16 gennaio 2017

GADDA E MUSSOLINI







Eros e Priapo non è solo uno dei più bei libri di C. E. Gadda, ma anche una delle più acute letture del fascismo storico. L’analisi che ne compie Eros Barone, cui si deve il testo che qui propongo, mette in luce elementi che fanno del libro  un’opera di permanente attualità.
Chi volesse approfondire la problematica può leggere inoltre il saggio di Robert S. Dombroski reperibile in rete:      http://www.gadda.ed.ac.uk/Pages/resources/archive/fascism/dombroskifasc.php

 LA PSICO-PATOLOGIA DEL DUCE SECONDO CARLO EMILIO GADDA



Carlo Emilio Gadda scrive Eros e Priapo (sottotitolo: Da furore a cenere), uno dei suoi libri più originali, nell’immediato dopoguerra. Si tratta di una specie di saggio sulle motivazioni psicologiche profonde che permisero al fascismo di durare vent’anni. Al centro di questa interpretazione sessuologica della figura del Duce vi è la rabbia dell’ingegnere-scrittore di fronte alla fenomenologia della sconfitta del Logos (la ragione) da parte dell’irrazionale, del disordine, dell’italica insipienza.
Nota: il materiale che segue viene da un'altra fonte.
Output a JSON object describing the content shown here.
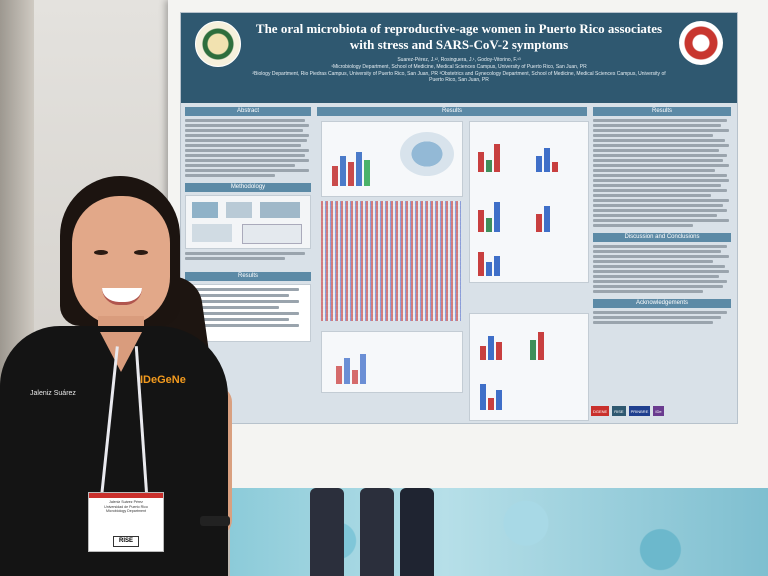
{
  "poster": {
    "title_line1": "The oral microbiota of reproductive-age women in Puerto Rico associates",
    "title_line2": "with stress and SARS-CoV-2 symptoms",
    "authors": "Suarez-Pérez, J.¹², Rosinguera, J.¹, Godoy-Vitorino, F.¹³",
    "affiliation1": "¹Microbiology Department, School of Medicine, Medical Sciences Campus, University of Puerto Rico, San Juan, PR",
    "affiliation2": "²Biology Department, Rio Piedras Campus, University of Puerto Rico, San Juan, PR  ³Obstetrics and Gynecology Department, School of Medicine, Medical Sciences Campus, University of Puerto Rico, San Juan, PR",
    "sections": {
      "abstract": "Abstract",
      "methodology": "Methodology",
      "results_left": "Results",
      "results_center": "Results",
      "results_right": "Results",
      "discussion": "Discussion and Conclusions",
      "acknowledgements": "Acknowledgements"
    },
    "logos": [
      "DGENE",
      "RISE",
      "PRINBRE",
      "IDe"
    ]
  },
  "person": {
    "shirt_name": "Jaleniz Suárez",
    "shirt_logo": "IDeGeNe",
    "badge_line1": "Jaleniz Suárez Pérez",
    "badge_line2": "Universidad de Puerto Rico",
    "badge_line3": "Microbiology Department",
    "badge_brand": "RISE"
  },
  "colors": {
    "banner": "#2f5870",
    "section_head": "#5c8aa6",
    "shirt": "#141414",
    "badge_accent": "#c9302c"
  }
}
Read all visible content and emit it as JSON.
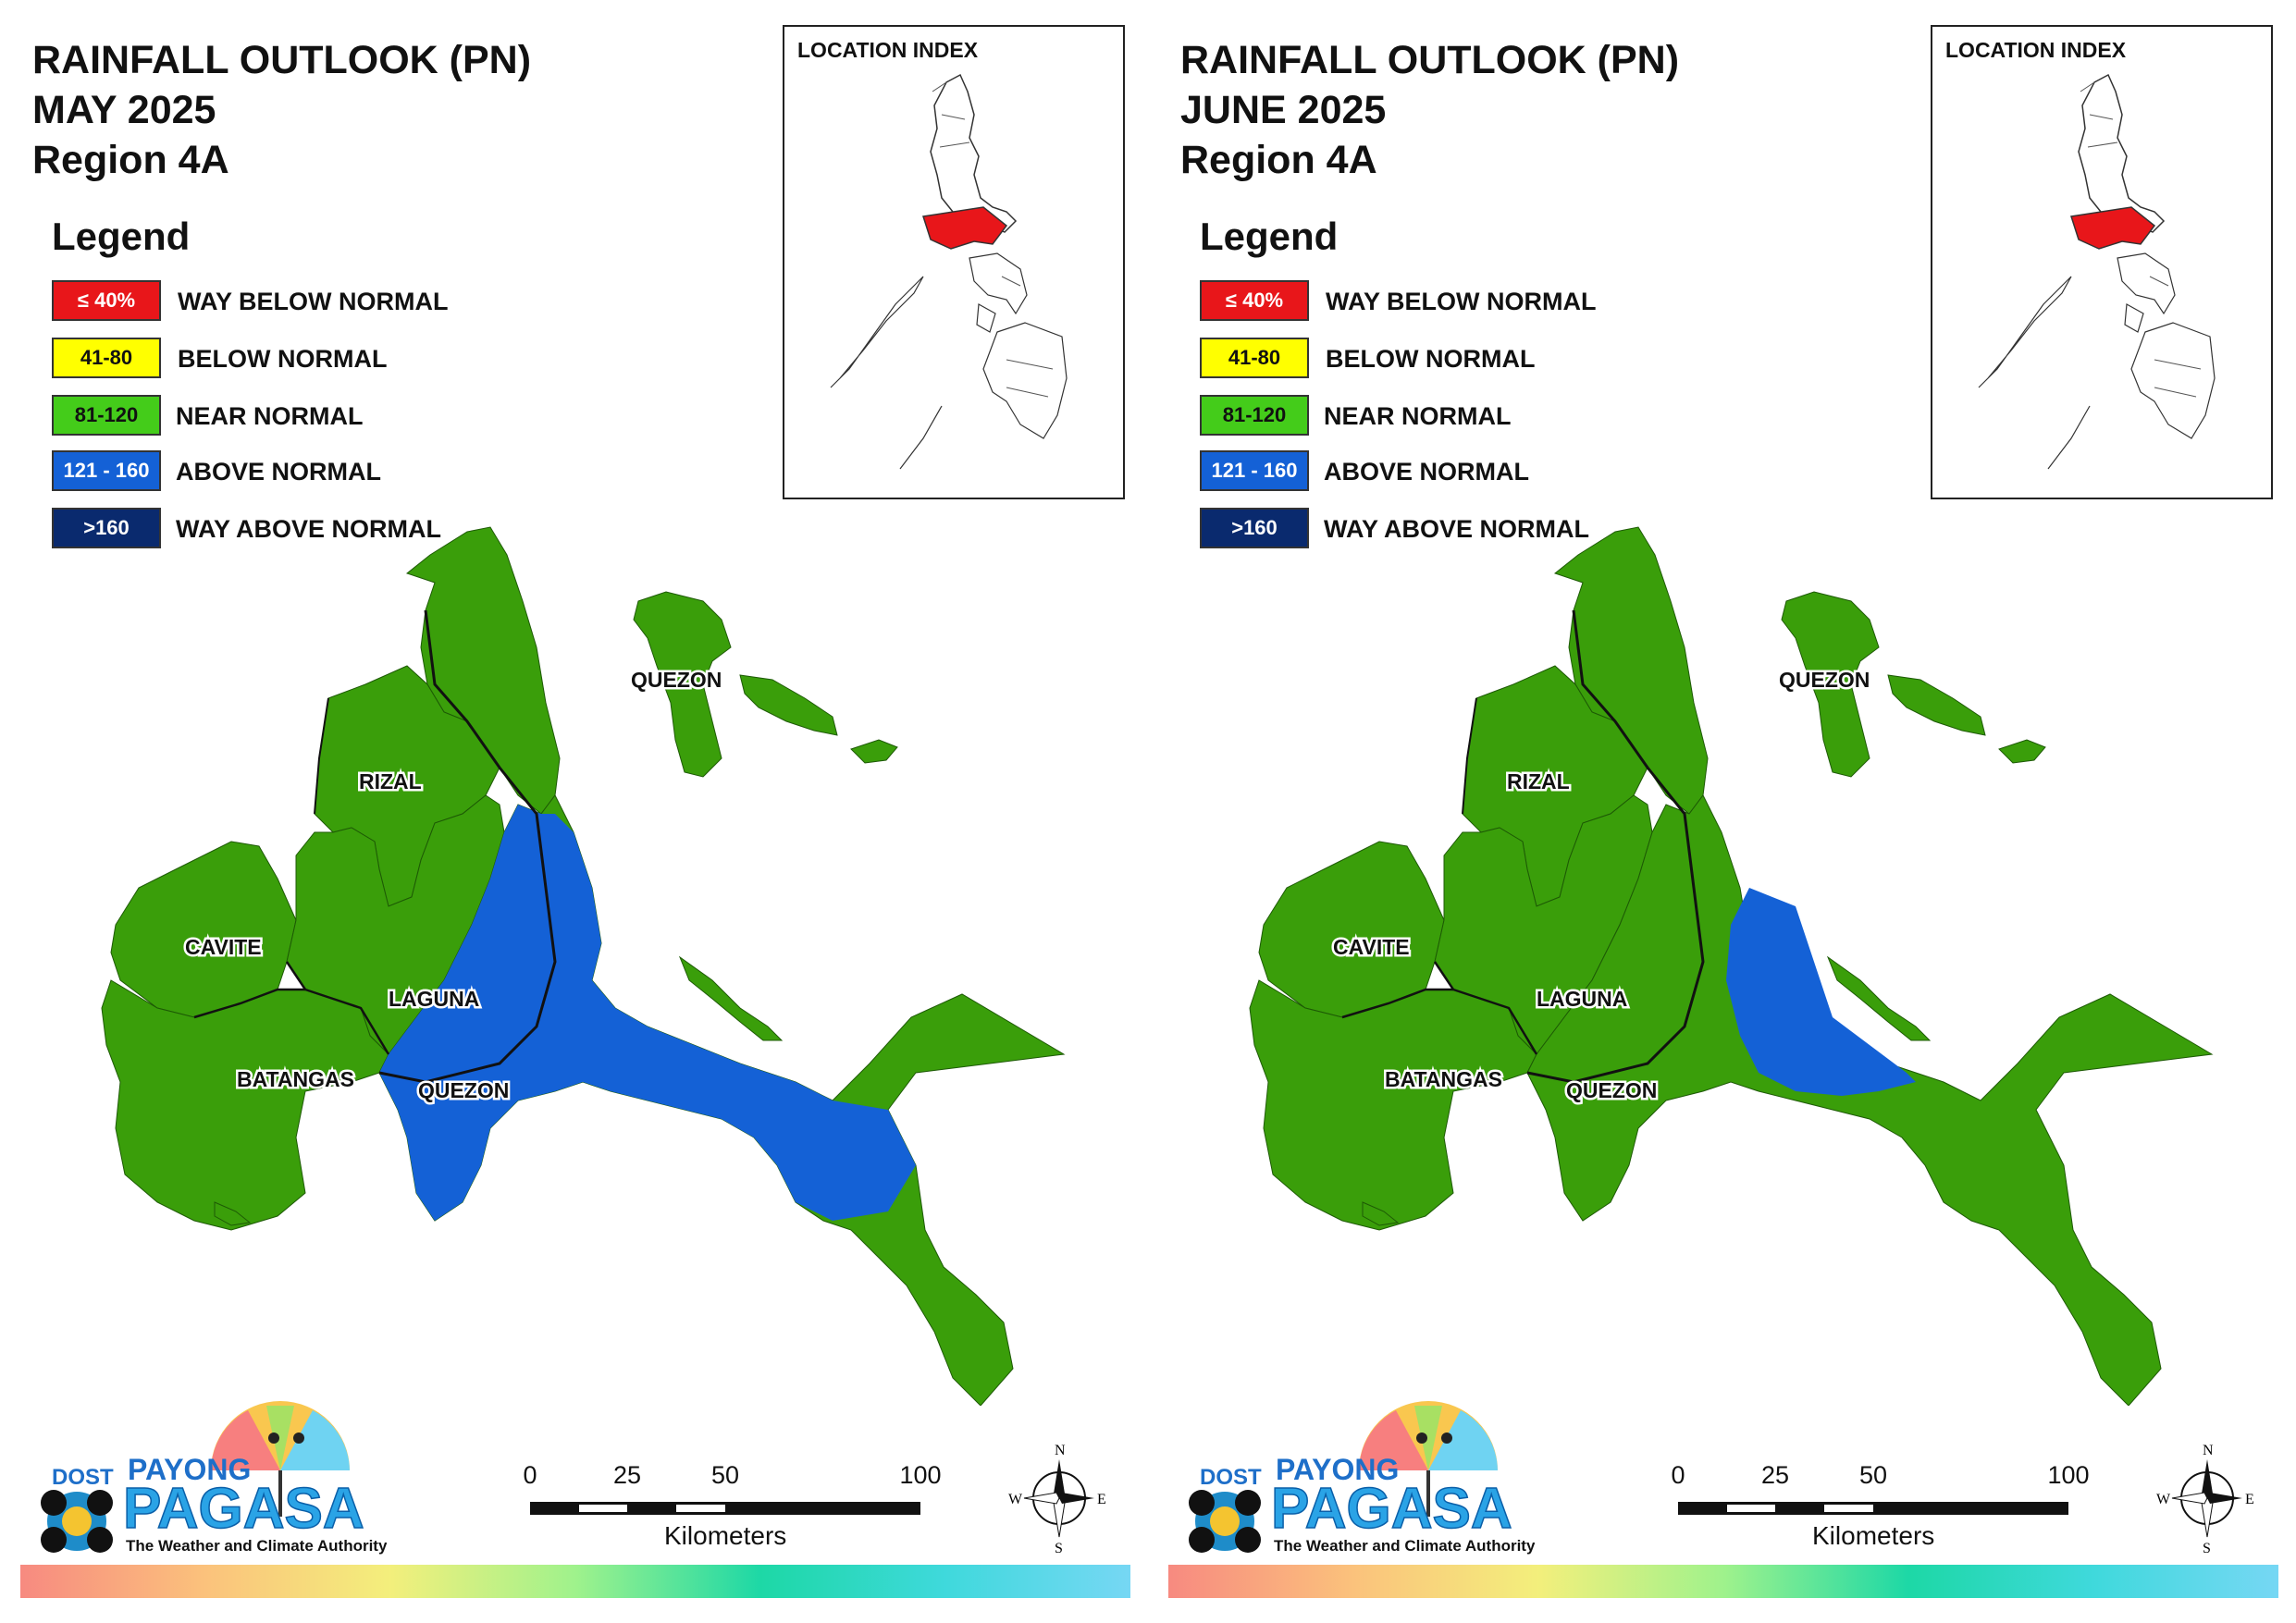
{
  "panels": [
    {
      "title_line1": "RAINFALL OUTLOOK (PN)",
      "title_line2": "MAY 2025",
      "title_line3": "Region 4A",
      "dominant_class": "near_normal",
      "secondary_class": "above_normal"
    },
    {
      "title_line1": "RAINFALL OUTLOOK (PN)",
      "title_line2": "JUNE 2025",
      "title_line3": "Region 4A",
      "dominant_class": "near_normal",
      "secondary_class": "above_normal"
    }
  ],
  "legend": {
    "title": "Legend",
    "items": [
      {
        "range": "≤ 40%",
        "label": "WAY BELOW NORMAL",
        "color": "#e8161a",
        "text_color": "#ffffff"
      },
      {
        "range": "41-80",
        "label": "BELOW NORMAL",
        "color": "#ffff00",
        "text_color": "#111111"
      },
      {
        "range": "81-120",
        "label": "NEAR NORMAL",
        "color": "#44cc1a",
        "text_color": "#111111"
      },
      {
        "range": "121 - 160",
        "label": "ABOVE NORMAL",
        "color": "#1461d6",
        "text_color": "#ffffff"
      },
      {
        "range": ">160",
        "label": "WAY ABOVE NORMAL",
        "color": "#0a2a6e",
        "text_color": "#ffffff"
      }
    ]
  },
  "location_index": {
    "label": "LOCATION INDEX",
    "highlight_color": "#e8161a"
  },
  "provinces": [
    "QUEZON",
    "RIZAL",
    "CAVITE",
    "LAGUNA",
    "BATANGAS",
    "QUEZON"
  ],
  "map_colors": {
    "near_normal": "#3a9e0a",
    "above_normal": "#1461d6",
    "border": "#111111"
  },
  "scale_bar": {
    "ticks": [
      "0",
      "25",
      "50",
      "100"
    ],
    "unit": "Kilometers"
  },
  "compass": {
    "n": "N",
    "s": "S",
    "e": "E",
    "w": "W"
  },
  "logo": {
    "dost": "DOST",
    "payong": "PAYONG",
    "pagasa": "PAGASA",
    "tagline": "The Weather and Climate Authority"
  }
}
Per duecento pagine, avvalendosi delle sue straordinarie risorse linguistiche, Gadda indaga le componenti erotico-sessuali del culto tributato al Duce e l’esibizione continua di potenza virile da lui praticata e predicata. Lo scrittore lombardo parte alla ricerca dei “torbidi moventi” che hanno espulso Logos dalla scena italiana e hanno poi degradato Eros a Priapo, proponendosi di ricostruire “una veridica storia degli appetiti e degli impulsi delle anime”, poiché sono “gli istinti e le libidini vitali, non la ragione, a muovere l’io collettivo”.

Mussolini, “Maresciallo del Cacchio”, non si è limitato ad armare e guidare scherani, ma, con il fiuto del furbo di provincia, si è assicurato il favore delle femmine facendo leva sulla “ghiottoneria ammirativa” di quelle anime docili e inclini al proselitismo e proponendosi come “maschio dei maschi”. Con accenti aristofaneschi Gadda sottolinea come le donne adorino, insieme con la virilità guerriera, il potere che vi è associato, e rifuggano dalla filosofia e da ogni forma di critica razionale. Al comportamento “istero-pappagallo-ecolalico-vulvaceo-sadico delle bassaridi” corrisponde così una gestione altrettanto ciarlatanesca della cosa pubblica sussunta dalla “libido dominandi” e da un generale mercimonio cui prendono parte legioni di clienti e di spie.

Per quanto concerne l’esibizionismo del Duce, Gadda ci spiega che gli atteggiamenti che ne derivano sono il prodotto della follia autoerotica, di una fase narcissico-puberale protratta oltre l’adolescenza e cristallizzata nella pratica della sopraffazione. “Priapo Ottimo Massimo” troverà, infatti, molti collaboratori nei giovani affetti dalle stesse tare: perdigiorno, bari di provincia, biscazzieri, “tonsori occasionali”, “contrabbandieri di cocaina”, trasformati in altrettanti eroi vestiti di orbace, calzati di stivali e muniti di speroni.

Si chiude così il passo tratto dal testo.